Students from all political backgrounds, the state organizes debate evenings
From Democrats at the College of Rhode Island to the University of Turning Point USA chapter, student-led political groups held events across Providence on Wednesday night to watch the latest Democratic presidential debate.
Gathered at Trinity Brewhouse, more than 40 Young Democrats enthusiastically discussed impeachment and progressivism. Throughout the night, the loudest cheers erupted for Senator Bernie Sanders (I-Vt.) And frequent chatter centered on Senator Elizabeth Warren (D-Mass.).
“It’s great when people who all share common values come together,” said Terrell Parker, senior at the University of Rhode Island and board member for the College Democrats of Rhode Island. “It creates a more authentic and warm environment. “
As the debate unfolded, eyes remained focused on some of the eight televisions spread around the room. Small groups shouted their support after their candidate of preference made a statement. Some booed. Many have joked about the candidates who they believe have no chance of being nominated.
The rally included groups of students from Brown, URI, Salve Regina University, Providence College and Bryant University, as well as a representative from Rhode Island College. The umbrella organization CDRI organized the event.
The debate night event was the premier fall gathering for CDRI, a group that aims to foster collaboration among academic Democrats across the state.
“With the more people we have, the more perspectives we have,” said Robbie Welcome, junior at Salve Regina. “It’s also a good networking opportunity to meet people from other schools.

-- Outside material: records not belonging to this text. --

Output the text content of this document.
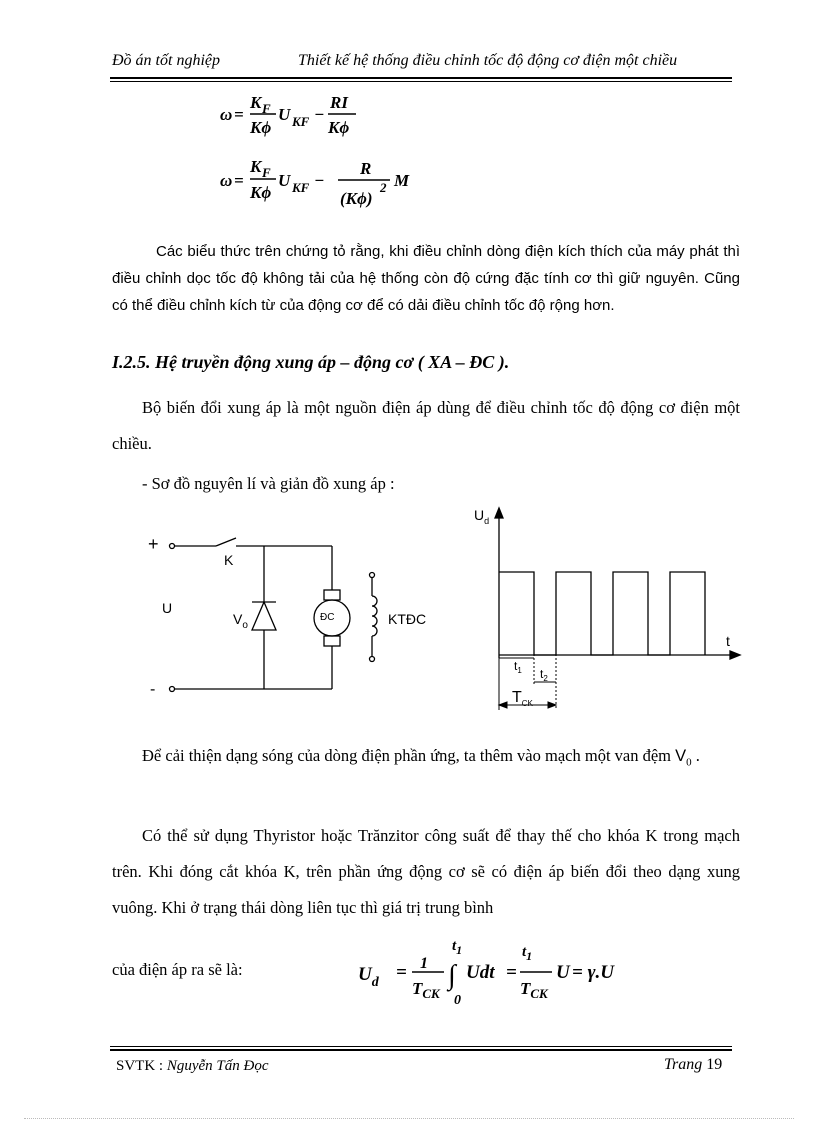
Đồ án tốt nghiệp	Thiết kế hệ thống điều chỉnh tốc độ động cơ điện một chiều
ω =
K F
Kϕ
U KF −
RI
Kϕ
ω =
K F
Kϕ
U KF −
R
(Kϕ)
2 M
Các biểu thức trên chứng tỏ rằng, khi điều chỉnh dòng điện kích thích của máy phát thì điều chỉnh dọc tốc độ không tải của hệ thống còn độ cứng đặc tính cơ thì giữ nguyên. Cũng có thể điều chỉnh kích từ của động cơ để có dải điều chỉnh tốc độ rộng hơn.
I.2.5. Hệ truyền động xung áp – động cơ ( XA – ĐC ).
Bộ biến đổi xung áp là một nguồn điện áp dùng để điều chỉnh tốc độ động cơ điện một chiều.
- Sơ đồ nguyên lí và giản đồ xung áp :
+
-
K
U
$V_o$
ĐC	KTĐC
$U_d$
t
$t_1$ $t_2$
$T_{CK}$
Để cải thiện dạng sóng của dòng điện phần ứng, ta thêm vào mạch một van đệm $V_0$ .
Có thể sử dụng Thyristor hoặc Trănzitor công suất để thay thế cho khóa K trong mạch trên. Khi đóng cắt khóa K, trên phần ứng động cơ sẽ có điện áp biến đổi theo dạng xung vuông. Khi ở trạng thái dòng liên tục thì giá trị trung bình
của điện áp ra sẽ là:	$U_d = 1$
$T_{CK}$
∫
$t_1$
0
Udt =
$t_1$
$T_{CK}$
U = γ.U
SVTK : Nguyễn Tấn Đọc	Trang 19
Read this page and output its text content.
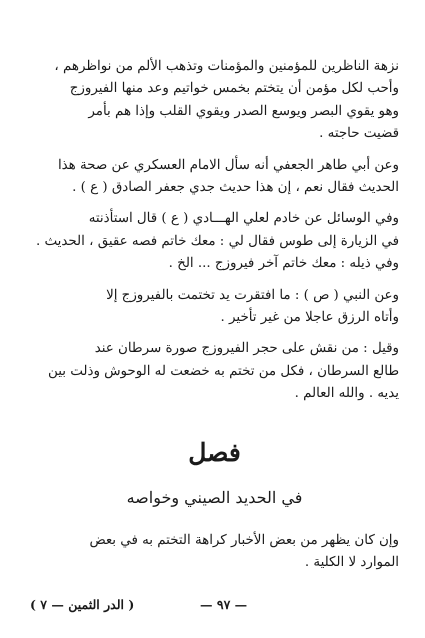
نزهة الناظرين للمؤمنين والمؤمنات وتذهب الألم من نواظرهم ،
وأحب لكل مؤمن أن يتختم بخمس خواتيم وعد منها الفيروزج
وهو يقوي البصر ويوسع الصدر ويقوي القلب وإذا هم بأمر
قضيت حاجته .
وعن أبي طاهر الجعفي أنه سأل الامام العسكري عن صحة هذا
الحديث فقال نعم ، إن هذا حديث جدي جعفر الصادق ( ع ) .
وفي الوسائل عن خادم لعلي الهـــادي ( ع ) قال استأذنته
في الزيارة إلى طوس فقال لي : معك خاتم فصه عقيق ، الحديث .
وفي ذيله : معك خاتم آخر فيروزج ... الخ .
وعن النبي ( ص ) : ما افتقرت يد تختمت بالفيروزج إلا
وأتاه الرزق عاجلا من غير تأخير .
وقيل : من نقش على حجر الفيروزج صورة سرطان عند
طالع السرطان ، فكل من تختم به خضعت له الوحوش وذلت بين
يديه . والله العالم .
فصل
في الحديد الصيني وخواصه
وإن كان يظهر من بعض الأخبار كراهة التختم به في بعض
الموارد لا الكلية .
( الدر الثمين — ٧ )	— ٩٧ —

CDRI is associated with the College Democrats of America, a national organization of academic democratic sections affiliated with the National Democratic Committee. Rose Lang-Maso ’20, president of the CDRI and former president of the Brown Democrats, organized the event with the help of the Rhode Island Democratic Party.
“There are a lot of degrees of separation between us and the (Democratic) party,” Lang-Maso said. “There is room for us to break away from the party to a certain extent, but at the same time we try to respect what the party thinks about. “
Cyd McKenna, who is the Executive Director of RIDP and who was involved in organizing the event, stressed the need to help cultivate the next generation of democratic leaders.
“It’s important that there is a global body that includes all universities, especially in a state like Rhode Island where we have so many,” McKenna said. “Rose (Lang-Maso) did a great job reaching out to different universities to bring different groups together. “
Meanwhile, in a small classroom in the basement of Friedman Hall, eight students gathered to watch the debate at an event hosted by Turning Point USA at Brown, the academic chapter of the conservative youth organization. . On its Facebook page, the group invited students to “A Night of Comedy”.
“We are curious to see what the Democratic candidates have for their vision of America,” said Christian Diaz de Leon ’21, president of Turning Point USA at Brown. “We are a limited government organization. With candidates like this campaigning for bigger government, of course we’re going to find these policies a bit humorous. “
During the debate, silent skepticism and laughter emanated from the room. But the night was not entirely full of animosity towards the candidates. De Leon said Turning Point encouraged people from all walks of life to attend the event, adding that at least one Democrat was in the room.
At one point, a figure of President Donald Trump made an appearance for photos, circulating around the back of the room.
However, skepticism prevailed mainly at night. Participants shouted occasional punches in response to what was happening on the debate stage.
For de Leon, the prospect of a candidate like Sanders or Warren winning the White House is alarming.
“It’s a little scary,” said de Leon. “Prosperity always comes from deregulation, free markets, not a bigger government solution.”